I used colliders for my solution, I didn’t think of rects at the time, though im not too sure how that would work when you have text in 3D on angles and such, which my solution needed to do as well.
This is basically the breakdown though, you could change it easily to your own adaption:
A script called CreateTextField has the following:
A generic list to keep track of sentence lines.
A generic list to keep track of fonts used/needed.
Generic lists although slower than static arrays were chosen since it’s just an editor script and all this stuff will be created before compiling to be ready to use at run time.
An editor script shows a visual input to the user to add in their text and create new lines, choose their font etc.
Once the dialogue has been set up and the “create” button is pressed the following is completed:
First i created an empty gameObject to act as the parent and ‘controller’ of the actual dialogue. Just called “DialogueField”.
A for loop is run < the number of lines of text we need. When a new line is started, we create a new gameObject “Line_” + i.
For each line we iterate through the sentence and split it up when we find a space. (You could also define a custom split so that you can split your sentence into chunks instead of each and every word like we needed). All these words are saved into a temporary array called “Words”.
For every word in the line a new GameObject is created (“Word_”+i) and childed within the Line gameObject. At this point we generate a few things per word. 1. A Text Mesh which text will equal to the value we stored earlier when we split the sentence up. 2. A box collider the exact size of word. 3. A small data script to store the word ID and also a reference to the absolute main parent object (“DiallogueField”) so that it can notify it later when it is pressed on.

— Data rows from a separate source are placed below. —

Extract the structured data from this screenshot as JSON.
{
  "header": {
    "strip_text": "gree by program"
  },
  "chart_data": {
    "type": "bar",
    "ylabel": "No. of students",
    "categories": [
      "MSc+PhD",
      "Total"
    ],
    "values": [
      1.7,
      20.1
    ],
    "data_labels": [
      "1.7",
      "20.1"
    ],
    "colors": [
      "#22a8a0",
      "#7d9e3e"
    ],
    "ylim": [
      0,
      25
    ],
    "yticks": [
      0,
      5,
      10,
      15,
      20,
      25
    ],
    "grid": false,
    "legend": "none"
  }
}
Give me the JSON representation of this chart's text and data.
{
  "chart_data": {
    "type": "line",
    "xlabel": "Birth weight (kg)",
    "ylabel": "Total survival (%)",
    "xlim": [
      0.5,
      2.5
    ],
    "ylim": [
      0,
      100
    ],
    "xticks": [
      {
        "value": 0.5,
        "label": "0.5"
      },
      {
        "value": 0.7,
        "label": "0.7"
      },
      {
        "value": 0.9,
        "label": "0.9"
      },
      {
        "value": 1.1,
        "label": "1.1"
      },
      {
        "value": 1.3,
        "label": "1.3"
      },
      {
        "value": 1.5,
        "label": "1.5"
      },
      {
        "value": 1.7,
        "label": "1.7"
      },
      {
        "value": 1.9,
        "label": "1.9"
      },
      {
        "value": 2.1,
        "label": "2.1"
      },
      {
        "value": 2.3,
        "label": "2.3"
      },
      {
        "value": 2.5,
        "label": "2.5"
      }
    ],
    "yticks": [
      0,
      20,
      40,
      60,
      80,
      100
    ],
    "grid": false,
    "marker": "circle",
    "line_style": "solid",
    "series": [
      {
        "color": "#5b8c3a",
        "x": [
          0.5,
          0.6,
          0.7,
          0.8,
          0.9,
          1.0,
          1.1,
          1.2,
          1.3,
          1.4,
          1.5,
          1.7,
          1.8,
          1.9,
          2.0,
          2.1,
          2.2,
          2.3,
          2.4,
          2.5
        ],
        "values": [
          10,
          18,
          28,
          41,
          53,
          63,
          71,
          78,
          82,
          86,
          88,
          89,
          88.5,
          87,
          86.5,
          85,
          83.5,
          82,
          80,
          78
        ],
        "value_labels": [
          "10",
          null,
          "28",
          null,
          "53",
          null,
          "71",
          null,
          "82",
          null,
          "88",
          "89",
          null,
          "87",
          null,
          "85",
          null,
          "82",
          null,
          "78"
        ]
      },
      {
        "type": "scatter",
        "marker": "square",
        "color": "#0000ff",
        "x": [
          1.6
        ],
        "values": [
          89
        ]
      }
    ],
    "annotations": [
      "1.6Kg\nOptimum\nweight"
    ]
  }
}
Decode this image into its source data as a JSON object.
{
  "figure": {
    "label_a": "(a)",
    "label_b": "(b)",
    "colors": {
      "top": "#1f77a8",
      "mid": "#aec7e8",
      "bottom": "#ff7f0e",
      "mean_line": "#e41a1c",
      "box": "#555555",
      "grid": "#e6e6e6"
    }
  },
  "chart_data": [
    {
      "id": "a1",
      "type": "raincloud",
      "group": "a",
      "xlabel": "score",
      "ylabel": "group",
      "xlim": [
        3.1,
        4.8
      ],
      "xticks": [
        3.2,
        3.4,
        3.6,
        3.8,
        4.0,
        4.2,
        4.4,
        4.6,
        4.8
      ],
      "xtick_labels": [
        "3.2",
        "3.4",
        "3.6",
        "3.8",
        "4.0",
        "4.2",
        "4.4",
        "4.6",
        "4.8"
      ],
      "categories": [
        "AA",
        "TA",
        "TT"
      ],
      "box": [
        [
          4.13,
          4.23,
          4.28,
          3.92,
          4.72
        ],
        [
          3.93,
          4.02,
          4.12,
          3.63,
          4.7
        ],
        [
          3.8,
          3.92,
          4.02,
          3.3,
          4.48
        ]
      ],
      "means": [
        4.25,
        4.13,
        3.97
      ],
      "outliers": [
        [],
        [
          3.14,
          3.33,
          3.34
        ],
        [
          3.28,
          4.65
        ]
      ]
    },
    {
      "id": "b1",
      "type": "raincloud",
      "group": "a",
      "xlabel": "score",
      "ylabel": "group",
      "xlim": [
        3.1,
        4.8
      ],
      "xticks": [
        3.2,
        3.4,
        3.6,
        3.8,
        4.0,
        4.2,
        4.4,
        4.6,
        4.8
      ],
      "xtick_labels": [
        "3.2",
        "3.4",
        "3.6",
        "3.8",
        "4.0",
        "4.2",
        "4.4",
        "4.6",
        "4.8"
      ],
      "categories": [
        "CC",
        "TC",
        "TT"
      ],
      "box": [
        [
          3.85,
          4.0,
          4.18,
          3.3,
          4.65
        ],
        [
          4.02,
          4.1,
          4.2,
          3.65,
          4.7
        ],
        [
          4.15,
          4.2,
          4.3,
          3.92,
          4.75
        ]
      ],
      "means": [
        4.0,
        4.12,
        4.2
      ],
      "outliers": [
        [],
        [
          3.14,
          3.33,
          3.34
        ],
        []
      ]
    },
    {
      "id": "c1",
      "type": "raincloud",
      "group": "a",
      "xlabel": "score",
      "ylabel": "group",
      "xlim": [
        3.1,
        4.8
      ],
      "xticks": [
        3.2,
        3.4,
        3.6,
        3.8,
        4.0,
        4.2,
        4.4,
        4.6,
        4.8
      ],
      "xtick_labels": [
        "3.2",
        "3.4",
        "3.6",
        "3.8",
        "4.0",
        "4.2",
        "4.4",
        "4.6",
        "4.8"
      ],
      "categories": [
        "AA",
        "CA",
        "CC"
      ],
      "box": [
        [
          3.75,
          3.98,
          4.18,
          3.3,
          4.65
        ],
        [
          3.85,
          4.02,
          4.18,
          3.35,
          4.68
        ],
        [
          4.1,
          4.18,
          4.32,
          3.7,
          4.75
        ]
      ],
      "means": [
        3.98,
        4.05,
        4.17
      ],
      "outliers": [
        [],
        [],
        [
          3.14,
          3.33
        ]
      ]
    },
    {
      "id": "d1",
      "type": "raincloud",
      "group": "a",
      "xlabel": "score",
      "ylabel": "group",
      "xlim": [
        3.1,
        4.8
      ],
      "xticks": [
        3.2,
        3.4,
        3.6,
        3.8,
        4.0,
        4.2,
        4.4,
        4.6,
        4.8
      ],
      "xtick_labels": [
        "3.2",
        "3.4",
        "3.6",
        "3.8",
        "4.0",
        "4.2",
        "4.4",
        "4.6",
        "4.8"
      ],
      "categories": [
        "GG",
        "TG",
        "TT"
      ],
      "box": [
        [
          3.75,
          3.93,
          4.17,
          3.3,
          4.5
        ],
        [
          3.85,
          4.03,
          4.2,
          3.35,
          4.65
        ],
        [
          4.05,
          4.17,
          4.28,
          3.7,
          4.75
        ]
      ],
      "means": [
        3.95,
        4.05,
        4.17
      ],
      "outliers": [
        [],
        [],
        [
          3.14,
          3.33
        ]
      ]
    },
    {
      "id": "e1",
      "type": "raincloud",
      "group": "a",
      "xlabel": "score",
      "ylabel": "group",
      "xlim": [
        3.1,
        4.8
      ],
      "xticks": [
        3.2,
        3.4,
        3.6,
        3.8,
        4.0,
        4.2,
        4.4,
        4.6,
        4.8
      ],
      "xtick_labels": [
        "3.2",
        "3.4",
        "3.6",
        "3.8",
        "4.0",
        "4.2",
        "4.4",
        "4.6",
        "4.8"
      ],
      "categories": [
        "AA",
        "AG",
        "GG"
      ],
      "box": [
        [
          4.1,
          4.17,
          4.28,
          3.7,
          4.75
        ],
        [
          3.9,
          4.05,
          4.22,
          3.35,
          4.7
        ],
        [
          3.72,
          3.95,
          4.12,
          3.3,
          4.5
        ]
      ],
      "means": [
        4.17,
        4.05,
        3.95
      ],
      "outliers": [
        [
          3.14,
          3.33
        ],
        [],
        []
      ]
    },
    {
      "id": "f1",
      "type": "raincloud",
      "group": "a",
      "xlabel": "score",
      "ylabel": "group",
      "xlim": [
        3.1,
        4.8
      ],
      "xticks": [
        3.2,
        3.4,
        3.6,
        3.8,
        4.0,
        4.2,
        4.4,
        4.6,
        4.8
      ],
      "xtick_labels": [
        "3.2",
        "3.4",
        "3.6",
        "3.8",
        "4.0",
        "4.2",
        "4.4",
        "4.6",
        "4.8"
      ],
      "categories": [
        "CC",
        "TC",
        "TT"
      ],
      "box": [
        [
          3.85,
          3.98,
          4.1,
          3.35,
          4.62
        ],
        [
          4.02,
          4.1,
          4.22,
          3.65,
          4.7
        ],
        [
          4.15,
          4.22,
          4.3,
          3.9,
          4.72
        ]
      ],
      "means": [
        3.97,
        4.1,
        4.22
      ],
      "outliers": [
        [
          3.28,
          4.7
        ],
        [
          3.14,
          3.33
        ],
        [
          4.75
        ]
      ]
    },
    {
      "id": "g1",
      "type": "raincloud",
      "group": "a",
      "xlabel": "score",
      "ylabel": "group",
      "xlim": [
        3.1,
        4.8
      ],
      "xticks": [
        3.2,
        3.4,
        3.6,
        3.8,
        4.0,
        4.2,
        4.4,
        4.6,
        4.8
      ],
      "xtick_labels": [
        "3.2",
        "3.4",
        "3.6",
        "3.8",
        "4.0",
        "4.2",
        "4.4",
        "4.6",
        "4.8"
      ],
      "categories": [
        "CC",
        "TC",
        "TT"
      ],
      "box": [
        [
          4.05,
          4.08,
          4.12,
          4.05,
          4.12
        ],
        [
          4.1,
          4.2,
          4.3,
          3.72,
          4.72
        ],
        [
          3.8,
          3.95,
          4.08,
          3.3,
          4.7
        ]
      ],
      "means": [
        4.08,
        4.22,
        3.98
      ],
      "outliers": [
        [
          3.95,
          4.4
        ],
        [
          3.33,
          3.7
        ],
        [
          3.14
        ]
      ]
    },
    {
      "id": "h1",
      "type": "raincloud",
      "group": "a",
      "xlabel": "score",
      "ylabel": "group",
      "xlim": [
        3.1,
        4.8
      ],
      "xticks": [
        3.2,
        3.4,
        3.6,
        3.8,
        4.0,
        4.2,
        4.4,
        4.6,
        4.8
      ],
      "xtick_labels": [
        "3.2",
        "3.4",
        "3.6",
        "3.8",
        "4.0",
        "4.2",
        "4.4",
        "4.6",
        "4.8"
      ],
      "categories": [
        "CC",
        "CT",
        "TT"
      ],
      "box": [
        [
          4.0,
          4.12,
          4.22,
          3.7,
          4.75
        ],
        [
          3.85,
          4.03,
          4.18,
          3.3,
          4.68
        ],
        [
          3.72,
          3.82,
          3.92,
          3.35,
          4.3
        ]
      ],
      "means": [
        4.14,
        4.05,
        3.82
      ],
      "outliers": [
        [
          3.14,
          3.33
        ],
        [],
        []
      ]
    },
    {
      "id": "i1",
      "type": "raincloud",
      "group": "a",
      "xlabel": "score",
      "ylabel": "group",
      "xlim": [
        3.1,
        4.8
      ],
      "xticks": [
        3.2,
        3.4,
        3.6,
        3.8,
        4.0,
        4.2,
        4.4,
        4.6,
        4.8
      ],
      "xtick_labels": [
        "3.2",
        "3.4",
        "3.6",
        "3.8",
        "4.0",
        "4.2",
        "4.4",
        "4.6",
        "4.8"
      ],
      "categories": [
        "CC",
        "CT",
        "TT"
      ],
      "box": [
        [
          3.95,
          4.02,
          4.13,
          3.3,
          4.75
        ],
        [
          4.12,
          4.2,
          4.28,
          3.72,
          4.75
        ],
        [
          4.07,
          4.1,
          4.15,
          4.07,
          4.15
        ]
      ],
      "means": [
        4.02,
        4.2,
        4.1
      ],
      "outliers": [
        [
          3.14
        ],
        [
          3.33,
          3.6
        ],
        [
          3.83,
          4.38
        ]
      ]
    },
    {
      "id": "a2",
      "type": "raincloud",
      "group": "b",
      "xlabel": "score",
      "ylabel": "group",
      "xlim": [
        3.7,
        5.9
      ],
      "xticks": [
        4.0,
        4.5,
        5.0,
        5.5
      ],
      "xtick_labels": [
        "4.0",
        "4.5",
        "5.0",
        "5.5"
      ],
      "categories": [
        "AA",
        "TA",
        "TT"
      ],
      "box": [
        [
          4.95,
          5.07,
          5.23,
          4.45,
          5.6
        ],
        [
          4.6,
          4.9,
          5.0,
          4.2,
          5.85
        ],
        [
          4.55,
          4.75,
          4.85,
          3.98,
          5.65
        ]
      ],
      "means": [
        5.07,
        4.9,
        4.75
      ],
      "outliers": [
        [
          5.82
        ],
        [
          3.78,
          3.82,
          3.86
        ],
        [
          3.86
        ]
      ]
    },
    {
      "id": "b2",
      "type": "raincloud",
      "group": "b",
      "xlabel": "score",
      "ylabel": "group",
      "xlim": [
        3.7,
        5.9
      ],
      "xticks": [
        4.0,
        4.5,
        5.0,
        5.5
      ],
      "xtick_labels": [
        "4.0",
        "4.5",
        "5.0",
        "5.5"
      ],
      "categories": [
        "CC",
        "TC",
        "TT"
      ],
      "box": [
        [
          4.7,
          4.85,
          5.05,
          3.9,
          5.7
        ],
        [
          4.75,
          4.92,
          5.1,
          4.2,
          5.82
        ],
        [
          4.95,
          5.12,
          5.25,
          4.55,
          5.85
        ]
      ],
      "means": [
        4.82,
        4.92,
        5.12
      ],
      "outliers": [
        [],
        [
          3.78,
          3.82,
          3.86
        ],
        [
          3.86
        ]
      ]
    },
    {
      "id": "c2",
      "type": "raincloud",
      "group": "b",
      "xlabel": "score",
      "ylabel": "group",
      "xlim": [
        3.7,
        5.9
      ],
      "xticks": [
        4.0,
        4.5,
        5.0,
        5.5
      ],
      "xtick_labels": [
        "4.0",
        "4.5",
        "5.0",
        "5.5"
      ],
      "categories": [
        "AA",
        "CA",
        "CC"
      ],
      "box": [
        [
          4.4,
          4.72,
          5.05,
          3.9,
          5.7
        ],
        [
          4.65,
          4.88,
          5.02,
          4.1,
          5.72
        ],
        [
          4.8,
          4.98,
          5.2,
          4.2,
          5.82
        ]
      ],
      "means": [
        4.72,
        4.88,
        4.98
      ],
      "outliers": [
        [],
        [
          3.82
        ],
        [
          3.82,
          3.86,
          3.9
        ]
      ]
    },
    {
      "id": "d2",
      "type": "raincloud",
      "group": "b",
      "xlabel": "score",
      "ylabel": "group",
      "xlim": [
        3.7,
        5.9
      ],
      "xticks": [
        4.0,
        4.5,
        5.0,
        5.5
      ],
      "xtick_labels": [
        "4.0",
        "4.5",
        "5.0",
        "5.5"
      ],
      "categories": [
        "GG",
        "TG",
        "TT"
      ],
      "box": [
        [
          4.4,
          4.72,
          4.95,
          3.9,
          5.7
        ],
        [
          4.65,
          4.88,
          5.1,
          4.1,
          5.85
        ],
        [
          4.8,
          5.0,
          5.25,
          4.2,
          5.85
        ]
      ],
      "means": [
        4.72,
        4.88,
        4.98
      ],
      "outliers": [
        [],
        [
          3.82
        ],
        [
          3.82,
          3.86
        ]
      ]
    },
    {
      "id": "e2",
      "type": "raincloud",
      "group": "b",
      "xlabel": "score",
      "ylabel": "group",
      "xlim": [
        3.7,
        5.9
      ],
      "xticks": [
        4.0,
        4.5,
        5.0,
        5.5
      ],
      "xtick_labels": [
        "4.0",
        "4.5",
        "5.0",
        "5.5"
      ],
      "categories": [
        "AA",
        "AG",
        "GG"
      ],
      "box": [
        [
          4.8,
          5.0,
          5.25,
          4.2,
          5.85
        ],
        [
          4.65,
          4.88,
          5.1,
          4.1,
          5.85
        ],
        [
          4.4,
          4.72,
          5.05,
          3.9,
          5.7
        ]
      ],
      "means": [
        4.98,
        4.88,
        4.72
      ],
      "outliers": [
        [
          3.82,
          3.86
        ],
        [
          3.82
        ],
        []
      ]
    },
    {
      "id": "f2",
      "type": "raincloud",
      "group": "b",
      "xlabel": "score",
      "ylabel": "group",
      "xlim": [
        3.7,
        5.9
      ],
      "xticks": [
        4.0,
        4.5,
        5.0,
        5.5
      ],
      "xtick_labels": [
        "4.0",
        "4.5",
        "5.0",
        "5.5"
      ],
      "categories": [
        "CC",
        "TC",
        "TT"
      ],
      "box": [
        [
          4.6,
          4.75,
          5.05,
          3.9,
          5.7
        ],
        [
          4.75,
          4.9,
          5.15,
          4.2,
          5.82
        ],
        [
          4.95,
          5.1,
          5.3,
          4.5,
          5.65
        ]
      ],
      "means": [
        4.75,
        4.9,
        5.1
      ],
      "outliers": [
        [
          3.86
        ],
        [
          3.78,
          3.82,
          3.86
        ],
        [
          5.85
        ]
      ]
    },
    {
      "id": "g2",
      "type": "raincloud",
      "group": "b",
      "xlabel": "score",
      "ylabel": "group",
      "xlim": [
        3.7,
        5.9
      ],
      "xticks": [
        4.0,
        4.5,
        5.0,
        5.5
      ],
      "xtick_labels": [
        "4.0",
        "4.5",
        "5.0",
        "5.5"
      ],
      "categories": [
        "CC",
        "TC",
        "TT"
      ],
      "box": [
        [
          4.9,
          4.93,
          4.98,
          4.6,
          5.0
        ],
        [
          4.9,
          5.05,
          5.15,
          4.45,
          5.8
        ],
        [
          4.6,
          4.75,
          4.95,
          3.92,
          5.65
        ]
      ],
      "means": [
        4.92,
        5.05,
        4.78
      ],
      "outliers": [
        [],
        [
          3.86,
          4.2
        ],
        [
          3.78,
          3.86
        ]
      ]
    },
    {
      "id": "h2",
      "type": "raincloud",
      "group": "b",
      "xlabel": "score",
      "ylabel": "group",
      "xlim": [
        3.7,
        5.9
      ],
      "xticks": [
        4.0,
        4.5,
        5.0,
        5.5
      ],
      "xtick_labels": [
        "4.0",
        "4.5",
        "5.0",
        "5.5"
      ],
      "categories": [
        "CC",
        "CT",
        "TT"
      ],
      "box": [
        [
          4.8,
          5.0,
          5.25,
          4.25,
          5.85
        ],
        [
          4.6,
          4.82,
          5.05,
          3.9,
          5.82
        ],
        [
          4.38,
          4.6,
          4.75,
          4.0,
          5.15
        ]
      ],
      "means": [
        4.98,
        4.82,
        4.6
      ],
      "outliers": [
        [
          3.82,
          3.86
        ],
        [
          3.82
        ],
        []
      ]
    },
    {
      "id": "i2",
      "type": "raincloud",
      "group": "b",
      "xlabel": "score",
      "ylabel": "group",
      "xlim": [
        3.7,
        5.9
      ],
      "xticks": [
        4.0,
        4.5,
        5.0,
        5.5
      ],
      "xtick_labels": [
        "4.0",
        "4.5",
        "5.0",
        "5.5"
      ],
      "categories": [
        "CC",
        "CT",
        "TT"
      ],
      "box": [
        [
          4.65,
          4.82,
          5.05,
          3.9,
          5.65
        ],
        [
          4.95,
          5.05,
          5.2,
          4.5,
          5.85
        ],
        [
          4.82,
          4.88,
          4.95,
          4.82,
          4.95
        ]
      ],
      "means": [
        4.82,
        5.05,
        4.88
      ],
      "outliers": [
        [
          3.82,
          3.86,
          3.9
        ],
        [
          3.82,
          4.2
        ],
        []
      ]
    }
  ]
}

If the currently generated word is not the first word, then its X position is pushed to the right equal to the previous word, plus the previous word’s bounding box width value plus a padding.
When a new line is generated and it is not the first, its Y position is pushed down equal to the Y position of the previous line plus the bounding box height of the previous line.
Now, my actual word tapping method was a but of a naive implementation, but it still got the job done. The “DialogueField” main parent object had a script attached to it, which had an array of audio files for each word in each line (which probably won’t be very efficient when you have a screen covered in text with a lot of audio to load on start). This script handled the currently active word being played and so forth.
In general i had a tap/click input manager which checked which element was being clicked on, if a word is clicked which had a WordData script attached to it, it would tell it that it was clicked. This script would then access the member variable to see what it’s DialogueField parent is, and tell it that it needs to play its audio if it is able to, tell it to stop playing another word, and also tell it to change text color/fading and all that fancy stuff.
In a nut shell, all i basically did was automate what i would have done by hand anyway:
A bunch of text objects with colliders on them that would listen for clicks/on tap events, and then would notify their controller that they have been clicked on and react accordingly.
The thing i mainly focused on was the editor script to visually edit all these elements and make sure they all generate properly sized collider boxes and get spaced out properly.